Judith Hackitt CBE is Chair for the Health and Safety Executive. Judith recently gave a speech at the Joint Capita Symonds and ACE Safety Lecuture. An extract of the speech "Profiling the risk - determining what is important and what is not in project management and consulting" is reproduced below. The full speech is available to download.
First, some good news. Over the last decade, the UK Construction industry has undergone something of a cultural transformation. Fatal injury rates have been more than halved and major injury rates have improved by more than one third. I have had the pleasure of visiting some of the best examples of good practice in construction up and down the country in the last year or so not least the Olympic Park here in London and Media City in Salford. What is particularly striking about these examples of good practice is not just the safety performance which is achieved, but the way in which it has been achieved. Health and safety is part of the culture and it is led from the top. Workforce involvement and engagement at every level is clearly visible. Innovative practices are being implemented which reduce the inherent levels of risk. Motivation, commitment, collaboration in the supply chain; productivity is high and goes hand-in-hand with good health and safety practice – it’s a win-win, not a trade off.
But this particular success story does of course have a major sting in the tail. We now know what levels of performance can be achieved and what huge benefits can accrue when the culture change happens. So this makes the 41 deaths and more than 3,000 major injuries which occurred in the construction industry last year all the more tragic because we know that they need not have happened. The old ‘assumptions’ that construction was a hazardous industry and that little could be done to change the culture were completely wrong. Attitudes and performance can be changed but we have yet to achieve that across the whole of the industry.
Strong evidence is beginning to emerge of a two-tier industry developing in construction. There is a direct correlation between the high accident incidence rates on smaller sites and in particular on refurbishment work. It would be easy to rationalise this problem away by saying that smaller sites and refurbishment work are ‘different’. In some senses of course this is true. But in the current climate of flexible working, sub-contracting and sub-sub contracting this argument is increasingly difficult to maintain. Those who are today engaged in small scale non-commercial refurbishment projects may very soon find themselves working on large scale green field projects and vice-versa.
Here are just a few reasons why these types of mobility are not just possible but probable:
In the last 2-3 years construction has been hit by the worst recession in over 50 years – the industry now employs 375,000 fewer people than in 2008. As we emerge from recession, private sector investment in construction is going to create huge demand for skills.
We need look no further than the huge infrastructure investment required in the energy economy for evidence of this. Investment in the grid itself as well as massive investment in renewable energy technologies and nuclear – all of this will involve construction activity on a major scale.
At the same time, the huge squeeze on expenditure will have an opposite effect on major construction projects in the public sector in building new schools, hospitals and public amenities.

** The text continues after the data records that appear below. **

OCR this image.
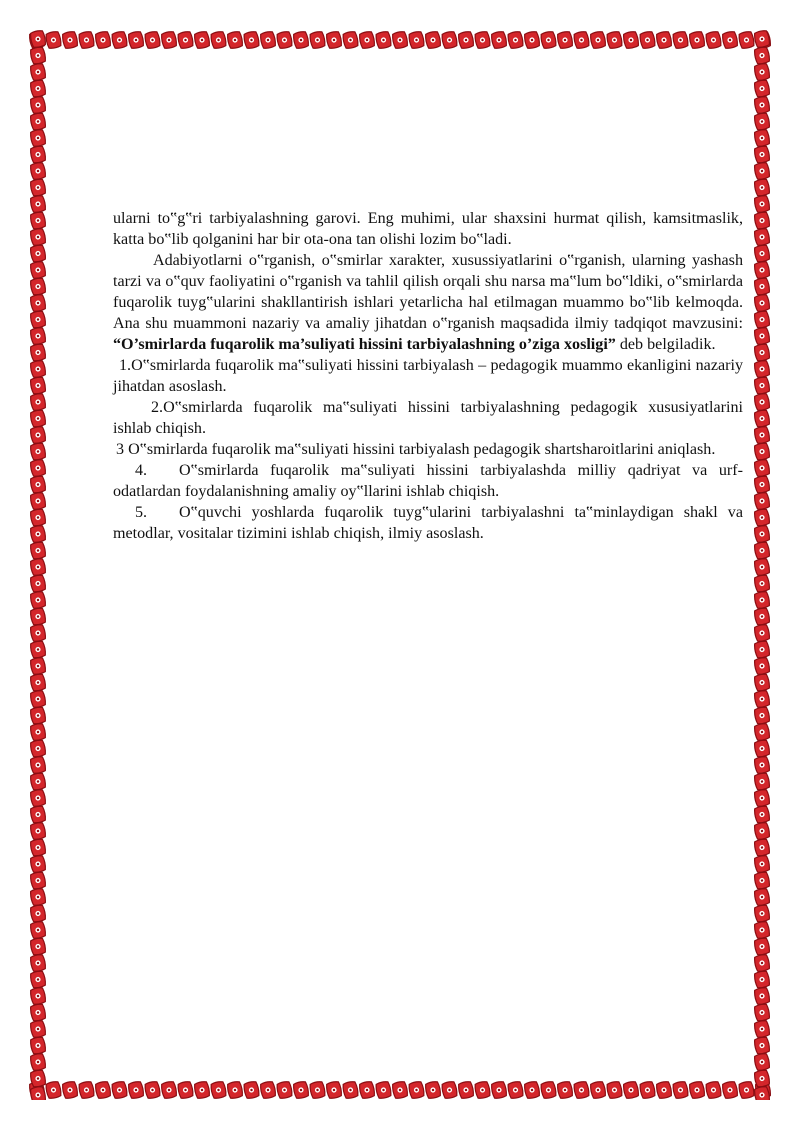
ularni to‟g‟ri tarbiyalashning garovi. Eng muhimi, ular shaxsini hurmat qilish, kamsitmaslik, katta bo‟lib qolganini har bir ota-ona tan olishi lozim bo‟ladi.

Adabiyotlarni o‟rganish, o‟smirlar xarakter, xusussiyatlarini o‟rganish, ularning yashash tarzi va o‟quv faoliyatini o‟rganish va tahlil qilish orqali shu narsa ma‟lum bo‟ldiki, o‟smirlarda fuqarolik tuyg‟ularini shakllantirish ishlari yetarlicha hal etilmagan muammo bo‟lib kelmoqda. Ana shu muammoni nazariy va amaliy jihatdan o‟rganish maqsadida ilmiy tadqiqot mavzusini: “O’smirlarda fuqarolik ma’suliyati hissini tarbiyalashning o’ziga xosligi” deb belgiladik.

1.O‟smirlarda fuqarolik ma‟suliyati hissini tarbiyalash – pedagogik muammo ekanligini nazariy jihatdan asoslash.

2.O‟smirlarda fuqarolik ma‟suliyati hissini tarbiyalashning pedagogik xususiyatlarini ishlab chiqish.

3 O‟smirlarda fuqarolik ma‟suliyati hissini tarbiyalash pedagogik shartsharoitlarini aniqlash.

4. O‟smirlarda fuqarolik ma‟suliyati hissini tarbiyalashda milliy qadriyat va urf-odatlardan foydalanishning amaliy oy‟llarini ishlab chiqish.

5. O‟quvchi yoshlarda fuqarolik tuyg‟ularini tarbiyalashni ta‟minlaydigan shakl va metodlar, vositalar tizimini ishlab chiqish, ilmiy asoslash.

We have no way of knowing how these events will coincide but my point is that these forces will create movement of labour across the full spectrum of the sector as we enter economic upturn and growth.
But if the difference in performance between large scale projects and domestic refurbishment is telling, the correlation between inexperience in a job and risk of injury is even more compelling.
Just as we have moved on from the generic mindset that ‘construction is a dangerous industry’, we must stop ourselves from falling into the trap of believing that ‘refurbishment and small scale construction are different’. Or that there is anything inevitable about new and inexperienced workers being more ‘prone’ to injury.
What the evidence of the past tells us is that despite making significant progress; particularly on major high profile construction projects, refurbishment and the influx/flow of inexperienced recruits throughout the sector are two priority areas which we must now focus our attention on in construction to reach the next level of performance improvement and culture change. Furthermore, the performance improvement which has been achieved over the last decade clearly demonstrates not only what is possible but the very clear business benefits of doing it.